If humanity’s future were dependent on our uniting the Muslim world or even the West against terrorism, against Russia’s neo-Sovietism or against China’s expansionist ambitions, the preservation of what we call civilization would be a forlorn hope. But we can’t give up that which Obama has already surrendered. At the very least, the reexamination of our strategy should commence with a thorough debate of Obama’s plan by Congress.

The Authorizations for the Use of Military Force — passed after 9/11 and before the 2003 invasion of Iraq — are old and entirely outdated. The first authorized military action against al-Qaeda, its people and its allies who made the 9-11 attack possible, and the second authorized ending what was the perceived threat from Saddam’s Iraq.
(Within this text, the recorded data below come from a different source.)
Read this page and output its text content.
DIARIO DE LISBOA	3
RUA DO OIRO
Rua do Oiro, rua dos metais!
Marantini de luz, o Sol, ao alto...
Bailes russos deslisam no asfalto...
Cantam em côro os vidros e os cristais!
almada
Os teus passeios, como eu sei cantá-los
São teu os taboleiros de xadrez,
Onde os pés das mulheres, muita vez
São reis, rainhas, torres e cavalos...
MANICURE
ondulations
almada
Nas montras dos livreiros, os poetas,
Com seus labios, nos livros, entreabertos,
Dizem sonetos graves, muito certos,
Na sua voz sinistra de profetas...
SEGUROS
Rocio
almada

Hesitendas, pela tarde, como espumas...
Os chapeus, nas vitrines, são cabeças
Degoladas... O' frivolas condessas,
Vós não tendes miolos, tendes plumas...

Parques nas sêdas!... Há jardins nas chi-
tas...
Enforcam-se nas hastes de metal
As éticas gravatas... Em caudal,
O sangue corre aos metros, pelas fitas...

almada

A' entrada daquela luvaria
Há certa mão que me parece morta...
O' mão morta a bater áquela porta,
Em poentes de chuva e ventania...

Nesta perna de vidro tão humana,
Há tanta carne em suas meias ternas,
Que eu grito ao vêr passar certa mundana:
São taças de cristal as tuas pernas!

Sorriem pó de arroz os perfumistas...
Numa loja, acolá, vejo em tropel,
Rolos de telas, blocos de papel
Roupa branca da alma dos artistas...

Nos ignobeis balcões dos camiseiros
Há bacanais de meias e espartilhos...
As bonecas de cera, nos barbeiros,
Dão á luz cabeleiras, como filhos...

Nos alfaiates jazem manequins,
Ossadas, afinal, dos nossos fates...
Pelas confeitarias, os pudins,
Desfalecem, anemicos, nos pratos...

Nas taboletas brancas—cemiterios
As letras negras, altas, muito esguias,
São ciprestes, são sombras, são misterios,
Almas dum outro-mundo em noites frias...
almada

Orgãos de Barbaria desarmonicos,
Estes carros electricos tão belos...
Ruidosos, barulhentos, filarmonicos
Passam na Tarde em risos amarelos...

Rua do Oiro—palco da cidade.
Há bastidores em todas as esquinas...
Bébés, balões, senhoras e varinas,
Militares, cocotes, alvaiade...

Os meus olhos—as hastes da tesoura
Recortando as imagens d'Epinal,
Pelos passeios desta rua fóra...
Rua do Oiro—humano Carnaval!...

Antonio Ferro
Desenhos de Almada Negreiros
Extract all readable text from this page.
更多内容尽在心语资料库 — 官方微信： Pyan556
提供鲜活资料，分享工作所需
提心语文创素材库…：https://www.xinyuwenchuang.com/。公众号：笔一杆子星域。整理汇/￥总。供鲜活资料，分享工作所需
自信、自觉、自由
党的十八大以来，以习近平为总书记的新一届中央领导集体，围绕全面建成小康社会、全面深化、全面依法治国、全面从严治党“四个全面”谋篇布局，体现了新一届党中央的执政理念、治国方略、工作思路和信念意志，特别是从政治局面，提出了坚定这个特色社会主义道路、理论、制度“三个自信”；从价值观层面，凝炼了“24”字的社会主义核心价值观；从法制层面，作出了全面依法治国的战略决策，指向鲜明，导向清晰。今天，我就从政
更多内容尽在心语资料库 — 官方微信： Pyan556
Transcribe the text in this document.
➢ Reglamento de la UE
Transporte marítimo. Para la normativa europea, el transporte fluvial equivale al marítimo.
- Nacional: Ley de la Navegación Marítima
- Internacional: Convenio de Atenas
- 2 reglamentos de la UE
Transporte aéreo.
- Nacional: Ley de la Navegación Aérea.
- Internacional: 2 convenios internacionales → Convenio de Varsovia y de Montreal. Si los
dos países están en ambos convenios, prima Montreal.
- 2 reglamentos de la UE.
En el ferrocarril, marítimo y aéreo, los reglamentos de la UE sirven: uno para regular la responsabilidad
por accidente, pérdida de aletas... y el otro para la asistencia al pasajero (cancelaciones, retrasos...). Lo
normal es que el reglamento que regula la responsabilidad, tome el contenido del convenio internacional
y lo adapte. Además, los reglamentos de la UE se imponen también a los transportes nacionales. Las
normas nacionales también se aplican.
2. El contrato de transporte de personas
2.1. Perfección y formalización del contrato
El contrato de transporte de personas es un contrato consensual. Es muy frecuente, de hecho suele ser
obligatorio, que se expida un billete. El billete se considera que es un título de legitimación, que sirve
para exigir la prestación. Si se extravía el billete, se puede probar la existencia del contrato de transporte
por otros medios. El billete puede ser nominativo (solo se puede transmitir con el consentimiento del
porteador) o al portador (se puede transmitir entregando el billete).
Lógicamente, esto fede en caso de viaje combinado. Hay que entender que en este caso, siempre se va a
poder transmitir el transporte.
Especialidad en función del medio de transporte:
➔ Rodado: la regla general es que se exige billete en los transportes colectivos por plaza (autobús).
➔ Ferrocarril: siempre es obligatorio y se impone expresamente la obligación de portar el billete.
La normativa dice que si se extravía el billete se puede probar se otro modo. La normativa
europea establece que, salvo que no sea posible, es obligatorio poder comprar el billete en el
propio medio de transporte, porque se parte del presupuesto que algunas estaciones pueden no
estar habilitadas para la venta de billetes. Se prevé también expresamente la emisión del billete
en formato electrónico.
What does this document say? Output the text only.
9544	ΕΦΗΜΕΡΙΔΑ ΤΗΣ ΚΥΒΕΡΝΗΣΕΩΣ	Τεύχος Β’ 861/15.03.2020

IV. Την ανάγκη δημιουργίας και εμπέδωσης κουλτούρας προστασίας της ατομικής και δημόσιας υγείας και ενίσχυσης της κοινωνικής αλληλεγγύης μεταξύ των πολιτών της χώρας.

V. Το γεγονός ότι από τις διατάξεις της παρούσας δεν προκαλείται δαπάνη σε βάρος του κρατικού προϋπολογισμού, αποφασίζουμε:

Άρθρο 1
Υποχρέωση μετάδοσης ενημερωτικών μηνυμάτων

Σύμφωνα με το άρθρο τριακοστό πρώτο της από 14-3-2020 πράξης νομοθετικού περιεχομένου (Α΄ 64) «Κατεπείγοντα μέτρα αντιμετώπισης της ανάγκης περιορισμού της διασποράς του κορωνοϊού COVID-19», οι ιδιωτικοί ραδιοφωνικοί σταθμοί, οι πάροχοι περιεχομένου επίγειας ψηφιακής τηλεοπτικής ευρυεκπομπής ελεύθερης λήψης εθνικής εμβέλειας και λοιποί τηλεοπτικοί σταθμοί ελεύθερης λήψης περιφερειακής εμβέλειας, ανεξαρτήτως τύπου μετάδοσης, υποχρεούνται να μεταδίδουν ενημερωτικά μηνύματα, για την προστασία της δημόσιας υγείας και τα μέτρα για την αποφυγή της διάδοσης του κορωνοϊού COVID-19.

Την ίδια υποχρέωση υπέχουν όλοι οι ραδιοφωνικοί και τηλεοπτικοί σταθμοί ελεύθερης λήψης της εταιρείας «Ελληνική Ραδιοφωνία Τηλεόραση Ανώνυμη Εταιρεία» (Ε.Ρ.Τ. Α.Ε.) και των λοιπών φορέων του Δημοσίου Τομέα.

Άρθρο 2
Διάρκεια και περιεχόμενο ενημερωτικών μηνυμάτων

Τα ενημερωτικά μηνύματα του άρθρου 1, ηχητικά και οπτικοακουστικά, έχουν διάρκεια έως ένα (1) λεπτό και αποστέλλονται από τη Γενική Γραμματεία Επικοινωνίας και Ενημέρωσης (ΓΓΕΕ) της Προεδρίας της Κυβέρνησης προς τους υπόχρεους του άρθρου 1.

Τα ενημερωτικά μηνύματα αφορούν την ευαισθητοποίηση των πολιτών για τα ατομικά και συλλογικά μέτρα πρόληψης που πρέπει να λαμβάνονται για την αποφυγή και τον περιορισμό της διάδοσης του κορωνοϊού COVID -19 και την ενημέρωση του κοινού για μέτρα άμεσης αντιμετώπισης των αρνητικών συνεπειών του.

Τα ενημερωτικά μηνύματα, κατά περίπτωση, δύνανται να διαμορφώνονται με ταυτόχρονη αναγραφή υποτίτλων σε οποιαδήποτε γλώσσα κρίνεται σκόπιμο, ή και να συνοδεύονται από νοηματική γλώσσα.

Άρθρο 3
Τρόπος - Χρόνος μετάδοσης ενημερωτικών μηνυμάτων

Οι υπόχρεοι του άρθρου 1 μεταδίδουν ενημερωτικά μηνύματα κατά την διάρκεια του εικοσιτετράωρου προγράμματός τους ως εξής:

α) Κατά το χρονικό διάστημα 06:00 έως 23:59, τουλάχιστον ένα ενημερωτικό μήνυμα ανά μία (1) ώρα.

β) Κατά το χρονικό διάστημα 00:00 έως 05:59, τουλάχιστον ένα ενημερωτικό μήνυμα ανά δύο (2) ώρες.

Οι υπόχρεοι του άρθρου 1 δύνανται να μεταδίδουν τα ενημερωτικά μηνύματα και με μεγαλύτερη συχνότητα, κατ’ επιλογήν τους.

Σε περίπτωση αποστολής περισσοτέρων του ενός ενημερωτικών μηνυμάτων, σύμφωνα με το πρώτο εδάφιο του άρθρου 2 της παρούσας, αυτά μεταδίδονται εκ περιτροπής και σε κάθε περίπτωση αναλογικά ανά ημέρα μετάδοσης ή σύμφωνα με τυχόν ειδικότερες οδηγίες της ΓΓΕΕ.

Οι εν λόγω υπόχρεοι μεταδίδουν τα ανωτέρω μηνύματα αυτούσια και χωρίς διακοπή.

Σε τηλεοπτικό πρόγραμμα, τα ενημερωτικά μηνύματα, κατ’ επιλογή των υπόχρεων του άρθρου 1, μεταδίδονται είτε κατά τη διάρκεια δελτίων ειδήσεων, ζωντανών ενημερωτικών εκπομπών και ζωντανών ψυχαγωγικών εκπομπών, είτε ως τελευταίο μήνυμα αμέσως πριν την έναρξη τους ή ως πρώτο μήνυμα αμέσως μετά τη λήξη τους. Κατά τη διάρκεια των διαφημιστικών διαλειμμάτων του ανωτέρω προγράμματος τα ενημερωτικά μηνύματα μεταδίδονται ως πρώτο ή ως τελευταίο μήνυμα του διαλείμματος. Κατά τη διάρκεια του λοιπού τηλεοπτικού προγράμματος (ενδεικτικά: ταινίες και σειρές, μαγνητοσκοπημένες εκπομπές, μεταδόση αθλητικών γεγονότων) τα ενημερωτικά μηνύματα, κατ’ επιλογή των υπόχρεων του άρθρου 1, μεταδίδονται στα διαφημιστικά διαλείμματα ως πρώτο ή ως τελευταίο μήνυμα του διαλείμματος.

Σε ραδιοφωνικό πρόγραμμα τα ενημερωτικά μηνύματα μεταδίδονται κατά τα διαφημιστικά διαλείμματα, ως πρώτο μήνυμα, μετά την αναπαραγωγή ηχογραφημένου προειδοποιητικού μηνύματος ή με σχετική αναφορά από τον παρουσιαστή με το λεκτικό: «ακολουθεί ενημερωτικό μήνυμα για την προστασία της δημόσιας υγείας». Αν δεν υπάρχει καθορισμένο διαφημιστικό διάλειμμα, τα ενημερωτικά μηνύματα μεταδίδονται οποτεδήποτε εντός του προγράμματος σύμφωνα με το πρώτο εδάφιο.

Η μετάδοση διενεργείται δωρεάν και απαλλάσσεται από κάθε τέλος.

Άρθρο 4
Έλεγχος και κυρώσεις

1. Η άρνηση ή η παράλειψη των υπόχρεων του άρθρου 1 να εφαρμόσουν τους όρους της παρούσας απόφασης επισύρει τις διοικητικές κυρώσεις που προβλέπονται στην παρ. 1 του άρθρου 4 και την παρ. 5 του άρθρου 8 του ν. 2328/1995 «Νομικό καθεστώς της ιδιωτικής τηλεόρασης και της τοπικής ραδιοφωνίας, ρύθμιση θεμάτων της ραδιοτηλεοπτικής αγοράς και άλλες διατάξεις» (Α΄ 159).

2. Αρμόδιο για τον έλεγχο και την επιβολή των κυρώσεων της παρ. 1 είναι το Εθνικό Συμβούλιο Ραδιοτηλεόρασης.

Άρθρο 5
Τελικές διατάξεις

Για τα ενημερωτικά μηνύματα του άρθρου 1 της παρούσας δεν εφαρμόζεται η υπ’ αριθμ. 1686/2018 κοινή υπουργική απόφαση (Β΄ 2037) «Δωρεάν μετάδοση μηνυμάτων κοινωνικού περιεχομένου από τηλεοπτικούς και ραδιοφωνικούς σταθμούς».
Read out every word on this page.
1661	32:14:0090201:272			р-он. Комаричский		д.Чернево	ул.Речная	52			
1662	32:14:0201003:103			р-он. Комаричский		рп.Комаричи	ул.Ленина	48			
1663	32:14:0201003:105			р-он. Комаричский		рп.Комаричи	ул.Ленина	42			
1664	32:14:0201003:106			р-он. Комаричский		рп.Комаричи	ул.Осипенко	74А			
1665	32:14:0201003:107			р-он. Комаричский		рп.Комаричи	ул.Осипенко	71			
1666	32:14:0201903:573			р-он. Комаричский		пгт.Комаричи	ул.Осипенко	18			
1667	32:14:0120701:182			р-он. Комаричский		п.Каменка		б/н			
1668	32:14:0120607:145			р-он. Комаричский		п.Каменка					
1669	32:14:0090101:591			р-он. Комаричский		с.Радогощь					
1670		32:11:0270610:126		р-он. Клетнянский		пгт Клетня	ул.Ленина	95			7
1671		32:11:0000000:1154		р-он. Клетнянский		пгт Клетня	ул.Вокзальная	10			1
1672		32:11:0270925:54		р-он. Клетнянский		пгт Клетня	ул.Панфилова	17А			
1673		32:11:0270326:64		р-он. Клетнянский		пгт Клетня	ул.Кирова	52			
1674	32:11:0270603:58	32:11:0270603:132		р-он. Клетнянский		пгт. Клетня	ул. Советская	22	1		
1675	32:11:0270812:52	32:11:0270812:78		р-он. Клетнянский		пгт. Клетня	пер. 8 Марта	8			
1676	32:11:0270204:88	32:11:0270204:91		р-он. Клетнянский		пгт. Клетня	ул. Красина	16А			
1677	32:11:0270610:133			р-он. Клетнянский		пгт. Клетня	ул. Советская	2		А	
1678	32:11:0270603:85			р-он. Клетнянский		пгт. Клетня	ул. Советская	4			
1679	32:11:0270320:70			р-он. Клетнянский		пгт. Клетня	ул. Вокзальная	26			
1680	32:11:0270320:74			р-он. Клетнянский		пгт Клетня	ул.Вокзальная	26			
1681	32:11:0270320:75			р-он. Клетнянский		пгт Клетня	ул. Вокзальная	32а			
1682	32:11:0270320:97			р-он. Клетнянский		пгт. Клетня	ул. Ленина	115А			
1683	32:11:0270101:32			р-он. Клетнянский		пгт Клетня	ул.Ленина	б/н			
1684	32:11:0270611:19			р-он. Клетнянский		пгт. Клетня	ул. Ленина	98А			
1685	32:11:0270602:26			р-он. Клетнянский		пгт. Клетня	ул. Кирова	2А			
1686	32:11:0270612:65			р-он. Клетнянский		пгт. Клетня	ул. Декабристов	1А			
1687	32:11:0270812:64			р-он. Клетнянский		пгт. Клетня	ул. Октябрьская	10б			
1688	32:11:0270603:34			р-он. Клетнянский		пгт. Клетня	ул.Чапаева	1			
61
Last year, Obama in a speech to the National Defense University said he wanted to repeal the original AUMF and two months ago National Security Adviser Susan Rice asked Congress to repeal the AUMF for Iraq. He hasn’t proposed anything to replace either.

Congress has not undertaken any action on AUMF mainly because it doesn’t want to accept the responsibility whatever results. Neither John Boehner nor Harry Reid wants to risk his members’ elections on such an exercise. But it’s their constitutional responsibility, and it shouldn’t be evaded.

Hearings should be commenced immediately in both the House Armed Services and Foreign Relations committees. Joint Chiefs Chairman Dempsey and other military experts including General Lord Richards should be asked to testify in open and closed classified sessions in order to examine what Obama’s strategy does and doesn’t do, how his tactics may or may not work, and how effective our overall strategy to deal with the threat of Islamic terrorism is under Obama’s guidance. His failures — evident since the 2009 decision to try to close the terrorist detention facility at Guantanamo Bay, Cuba — need to be examined in that context.

After that — whether it’s in the lame duck session after the election or next year — the time should be taken to craft a new AUMF that authorizes, with specificity, what our military, economic, and diplomatic strategies should be. If Congress fails to do this, it will have failed the American people in a way that will damage us, perhaps forever. It has no job equal in importance, but almost certainly it will shirk it.